Die Anlage rechnet sich nach 7 bis 14 Jahren finanziell – abhängig davon, wie sich der Preis für Strom auf dem Markt entwickelt. Denn was ich hier mache, ist eine Verabschiedung vom verbrauchsabhängigen Strompreis. Je teurer der Strom für euch wird, desto besser für mich und meine Amortisierung. Ein ganz schöner Perspektivwechsel!

Der Autarkiegrad

Ach ja, für die Nachkriegsgeneration ist ja die Autarkie so wahnsinnig wichtig. Für mich eigentlich nicht, aber sei’s drum: Mir wurde ein Autarkiegrad von irgendwie 50 % errechnet. Das heißt allerdings im Wesentlichen, dass ich im trüben Herbst und Winter mit ständig laufender Heizung beinahe den gesamten Strom aus dem Netz beziehen werde (wie bisher auch), und im knalligen Sommer wie aktuell leicht auf 98 % Autarkie komme (ausgenommen an Tagen, wo ich den Wagen auflade). Insgesamt kein wichtiger Punkt für mich. Echte Autarkie hat man meines Erachtens nur mit wesentlich (wesentlich!) größeren Strom- oder Wärmespeichern, oder halt mit Dieselgeneratoren. Aber wo bekommt man den Diesel her? Eine andere Geschichte, fürchte ich.

Update 7.8.2018

Auf Wunsch der Kommentarsektion hier ein paar technische Details, obwohl ich nicht zuviel dazu weiß, da das gesamte System als Komplettpaket im Rundum-Sorglos-Modus verkauft wurde.

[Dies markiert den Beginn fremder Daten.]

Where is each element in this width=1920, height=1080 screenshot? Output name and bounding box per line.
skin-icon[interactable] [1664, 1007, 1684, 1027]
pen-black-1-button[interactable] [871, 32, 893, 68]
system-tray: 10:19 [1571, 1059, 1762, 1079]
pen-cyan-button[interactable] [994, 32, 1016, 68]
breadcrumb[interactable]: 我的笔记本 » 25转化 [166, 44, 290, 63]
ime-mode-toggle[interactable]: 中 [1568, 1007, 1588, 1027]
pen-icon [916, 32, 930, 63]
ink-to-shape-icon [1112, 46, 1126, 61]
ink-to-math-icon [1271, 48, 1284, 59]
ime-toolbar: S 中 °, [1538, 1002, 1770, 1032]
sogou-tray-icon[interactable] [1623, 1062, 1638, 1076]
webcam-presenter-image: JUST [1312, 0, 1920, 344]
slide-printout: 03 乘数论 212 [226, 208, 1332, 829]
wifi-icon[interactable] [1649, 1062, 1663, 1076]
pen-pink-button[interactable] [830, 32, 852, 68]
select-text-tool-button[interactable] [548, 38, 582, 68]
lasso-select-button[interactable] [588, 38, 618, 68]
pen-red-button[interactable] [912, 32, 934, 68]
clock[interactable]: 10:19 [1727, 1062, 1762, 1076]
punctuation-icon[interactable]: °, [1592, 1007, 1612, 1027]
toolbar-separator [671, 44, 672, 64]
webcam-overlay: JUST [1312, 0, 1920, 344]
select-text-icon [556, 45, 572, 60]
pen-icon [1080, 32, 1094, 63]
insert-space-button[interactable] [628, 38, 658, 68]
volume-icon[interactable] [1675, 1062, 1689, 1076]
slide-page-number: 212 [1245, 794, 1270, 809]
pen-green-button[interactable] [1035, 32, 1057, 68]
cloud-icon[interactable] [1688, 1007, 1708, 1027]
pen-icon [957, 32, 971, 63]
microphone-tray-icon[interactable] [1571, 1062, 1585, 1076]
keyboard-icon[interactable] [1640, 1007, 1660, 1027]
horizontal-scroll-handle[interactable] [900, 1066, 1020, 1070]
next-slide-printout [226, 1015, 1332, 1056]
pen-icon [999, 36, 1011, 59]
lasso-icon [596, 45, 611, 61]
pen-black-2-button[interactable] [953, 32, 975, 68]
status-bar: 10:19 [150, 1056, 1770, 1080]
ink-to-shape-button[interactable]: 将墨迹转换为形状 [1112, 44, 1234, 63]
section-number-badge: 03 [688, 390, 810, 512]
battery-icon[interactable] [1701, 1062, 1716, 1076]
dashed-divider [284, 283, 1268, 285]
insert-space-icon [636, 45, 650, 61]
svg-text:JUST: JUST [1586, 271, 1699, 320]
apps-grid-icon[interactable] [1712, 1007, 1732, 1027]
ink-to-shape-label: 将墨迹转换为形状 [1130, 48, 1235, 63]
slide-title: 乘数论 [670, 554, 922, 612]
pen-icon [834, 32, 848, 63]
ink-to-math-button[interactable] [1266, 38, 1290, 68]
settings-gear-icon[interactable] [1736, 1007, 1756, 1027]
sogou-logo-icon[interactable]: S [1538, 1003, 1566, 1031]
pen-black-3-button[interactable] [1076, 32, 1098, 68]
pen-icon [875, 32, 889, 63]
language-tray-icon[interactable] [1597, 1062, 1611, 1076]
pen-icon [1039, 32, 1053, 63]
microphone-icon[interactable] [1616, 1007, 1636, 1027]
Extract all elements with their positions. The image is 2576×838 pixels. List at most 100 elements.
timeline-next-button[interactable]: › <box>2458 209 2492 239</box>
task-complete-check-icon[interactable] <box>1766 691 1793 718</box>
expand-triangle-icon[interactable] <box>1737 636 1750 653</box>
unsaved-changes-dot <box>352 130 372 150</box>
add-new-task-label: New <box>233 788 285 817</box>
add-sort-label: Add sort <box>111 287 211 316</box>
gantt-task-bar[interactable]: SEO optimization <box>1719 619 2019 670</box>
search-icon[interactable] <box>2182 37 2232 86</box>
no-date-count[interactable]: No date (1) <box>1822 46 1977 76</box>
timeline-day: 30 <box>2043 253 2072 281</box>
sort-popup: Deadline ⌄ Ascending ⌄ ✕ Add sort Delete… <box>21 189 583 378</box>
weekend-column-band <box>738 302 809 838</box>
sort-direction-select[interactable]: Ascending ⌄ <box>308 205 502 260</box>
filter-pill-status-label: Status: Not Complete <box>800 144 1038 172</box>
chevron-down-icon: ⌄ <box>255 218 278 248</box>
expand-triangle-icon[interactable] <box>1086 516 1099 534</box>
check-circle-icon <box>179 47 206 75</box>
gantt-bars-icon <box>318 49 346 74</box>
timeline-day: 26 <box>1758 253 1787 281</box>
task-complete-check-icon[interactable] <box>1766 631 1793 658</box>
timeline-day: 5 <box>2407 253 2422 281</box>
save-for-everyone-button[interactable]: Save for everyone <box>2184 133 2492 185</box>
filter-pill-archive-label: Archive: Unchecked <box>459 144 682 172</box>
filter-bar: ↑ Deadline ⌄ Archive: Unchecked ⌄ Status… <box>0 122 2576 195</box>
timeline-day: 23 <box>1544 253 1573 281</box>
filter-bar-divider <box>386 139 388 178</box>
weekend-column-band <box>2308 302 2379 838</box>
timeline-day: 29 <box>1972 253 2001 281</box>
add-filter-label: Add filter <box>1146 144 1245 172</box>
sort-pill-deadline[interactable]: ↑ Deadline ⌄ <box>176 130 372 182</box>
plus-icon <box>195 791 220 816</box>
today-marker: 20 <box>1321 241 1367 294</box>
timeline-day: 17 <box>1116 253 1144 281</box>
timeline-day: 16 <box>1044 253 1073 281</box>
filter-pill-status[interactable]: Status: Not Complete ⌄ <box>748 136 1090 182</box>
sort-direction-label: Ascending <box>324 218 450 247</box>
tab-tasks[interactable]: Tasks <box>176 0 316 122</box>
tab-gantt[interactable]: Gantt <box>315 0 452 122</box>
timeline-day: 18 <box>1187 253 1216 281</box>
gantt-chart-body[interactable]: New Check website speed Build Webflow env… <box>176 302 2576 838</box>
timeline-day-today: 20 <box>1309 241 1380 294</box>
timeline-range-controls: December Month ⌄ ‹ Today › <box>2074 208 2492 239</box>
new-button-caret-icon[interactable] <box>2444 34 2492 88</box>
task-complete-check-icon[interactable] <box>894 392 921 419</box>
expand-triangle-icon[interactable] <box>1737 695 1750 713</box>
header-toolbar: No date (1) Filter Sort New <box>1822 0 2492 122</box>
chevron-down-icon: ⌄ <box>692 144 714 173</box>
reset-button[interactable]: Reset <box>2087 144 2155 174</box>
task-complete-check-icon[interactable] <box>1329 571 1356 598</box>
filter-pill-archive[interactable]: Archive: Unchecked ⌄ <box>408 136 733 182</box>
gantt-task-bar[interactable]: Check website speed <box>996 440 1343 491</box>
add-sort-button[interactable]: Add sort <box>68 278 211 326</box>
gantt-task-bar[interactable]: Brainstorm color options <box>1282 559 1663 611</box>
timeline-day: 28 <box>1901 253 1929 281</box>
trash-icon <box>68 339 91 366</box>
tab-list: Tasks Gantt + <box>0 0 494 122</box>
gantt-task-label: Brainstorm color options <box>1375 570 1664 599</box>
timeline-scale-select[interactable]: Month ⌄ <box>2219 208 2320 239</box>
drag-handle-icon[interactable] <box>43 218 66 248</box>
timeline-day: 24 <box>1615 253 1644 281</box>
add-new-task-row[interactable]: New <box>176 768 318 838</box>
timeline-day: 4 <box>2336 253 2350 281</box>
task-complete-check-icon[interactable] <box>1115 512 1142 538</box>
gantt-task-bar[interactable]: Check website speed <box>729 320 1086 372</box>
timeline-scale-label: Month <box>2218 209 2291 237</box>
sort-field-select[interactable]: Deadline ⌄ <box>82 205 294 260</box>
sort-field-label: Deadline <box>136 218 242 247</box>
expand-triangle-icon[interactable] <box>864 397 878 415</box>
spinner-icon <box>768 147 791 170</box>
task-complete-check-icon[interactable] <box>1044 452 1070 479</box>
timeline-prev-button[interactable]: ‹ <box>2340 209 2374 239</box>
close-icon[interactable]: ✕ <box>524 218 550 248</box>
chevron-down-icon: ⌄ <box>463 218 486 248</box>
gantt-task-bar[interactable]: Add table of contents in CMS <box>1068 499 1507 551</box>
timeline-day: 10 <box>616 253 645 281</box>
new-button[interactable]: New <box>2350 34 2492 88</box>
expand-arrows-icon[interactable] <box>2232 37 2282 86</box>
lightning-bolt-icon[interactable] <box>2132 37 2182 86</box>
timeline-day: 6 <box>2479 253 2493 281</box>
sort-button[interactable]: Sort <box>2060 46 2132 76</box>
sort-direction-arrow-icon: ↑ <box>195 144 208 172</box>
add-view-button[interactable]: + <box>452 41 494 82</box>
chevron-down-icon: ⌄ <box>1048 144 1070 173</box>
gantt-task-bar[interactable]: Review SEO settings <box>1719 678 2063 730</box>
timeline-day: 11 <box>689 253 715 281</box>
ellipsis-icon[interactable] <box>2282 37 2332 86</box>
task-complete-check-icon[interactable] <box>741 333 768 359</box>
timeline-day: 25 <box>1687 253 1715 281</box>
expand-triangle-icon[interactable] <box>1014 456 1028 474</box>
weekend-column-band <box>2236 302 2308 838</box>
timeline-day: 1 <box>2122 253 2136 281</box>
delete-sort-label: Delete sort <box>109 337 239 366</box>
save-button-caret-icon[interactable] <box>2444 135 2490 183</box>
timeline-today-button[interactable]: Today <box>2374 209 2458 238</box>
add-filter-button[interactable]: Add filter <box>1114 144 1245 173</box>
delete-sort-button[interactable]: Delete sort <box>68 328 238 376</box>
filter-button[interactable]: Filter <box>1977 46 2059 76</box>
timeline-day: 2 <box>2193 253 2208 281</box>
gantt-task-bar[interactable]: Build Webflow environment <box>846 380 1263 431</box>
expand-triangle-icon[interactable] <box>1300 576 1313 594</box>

  • Die Hausbatterie ist eine "S10":https://www.e3dc.com/produkte/s10-e/ von E3DC mit derzeit 7 kWh Kapazität – das üppige Gehäuse würde aber noch ein paar mehr Batteriezellen aufnehmen.
  • Für die S10 gibt’s theoretisch auch eine Autarkie-Schaltung als Erweiterung, mit der man sich entweder manuell oder bei einem Stromausfall auch automatisch vom Netz abkoppeln kann – dies wurde jedoch vom Stromversorger nicht dazubestellt :-(
  • Ebenso als Zubehör gäbe es von E3DC eine passende Wallbox, die intelligent in der S10 angesteuert werden kann, so dass sie nur unter bestimmten Voraussetzungen den Wagen lädt. Leider ist so eine Steuerung mit Fremd-Wallboxen nicht möglich, so dass ich da nicht von profitiere.
  • Die PV-Module auf dem Dach sind von S-Energy, 26 Stück mit je 270 W, mehr weiß ich darüber nicht.